Encouragingly, eeveral retailers, including such giant corporations as Walmart and PepsiCo, have joined a program by the federal government aimed at halving their food waste by 2030 through a variety of measures in an effort to decrease their carbon footprints and other environmental impacts. Called Winning on Reducing Food Waste, the initiative seeks to roll back wasteful consumer habits and retail practices.
About time too. Food waste is estimated to account for 8% of air pollution and a significant part of CO2 emissions in the States. “Effectively reducing food waste will “require cooperation among federal, state, tribal and local governments, faith-based institutions, environmental organizations, communities, and the entire supply chain,” the FDA explains.

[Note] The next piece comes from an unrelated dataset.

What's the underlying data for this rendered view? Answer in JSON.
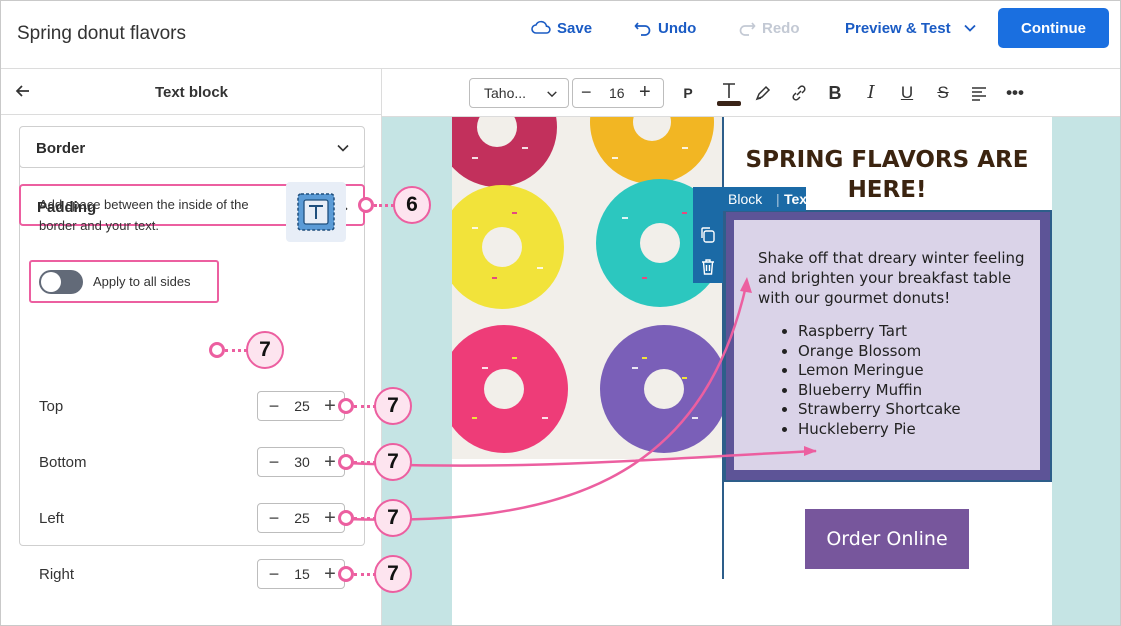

“As the world’s population continues to grow and the food systems continue to evolve, now is the time for action to educate consumers and businesses alike on the need for food waste reduction,” adds U.S. Secretary of Agriculture Sonny Perdue. “The future of food depends on action from us now…”
Even as massive amounts of food are wasted in the U.S. and elsewhere in the developed world, some 800 million people worldwide still subsist essentially on starvation diets. Food wasted in the U.S. alone could provide every hungry person in the world with 1.25kg of nutrition every day.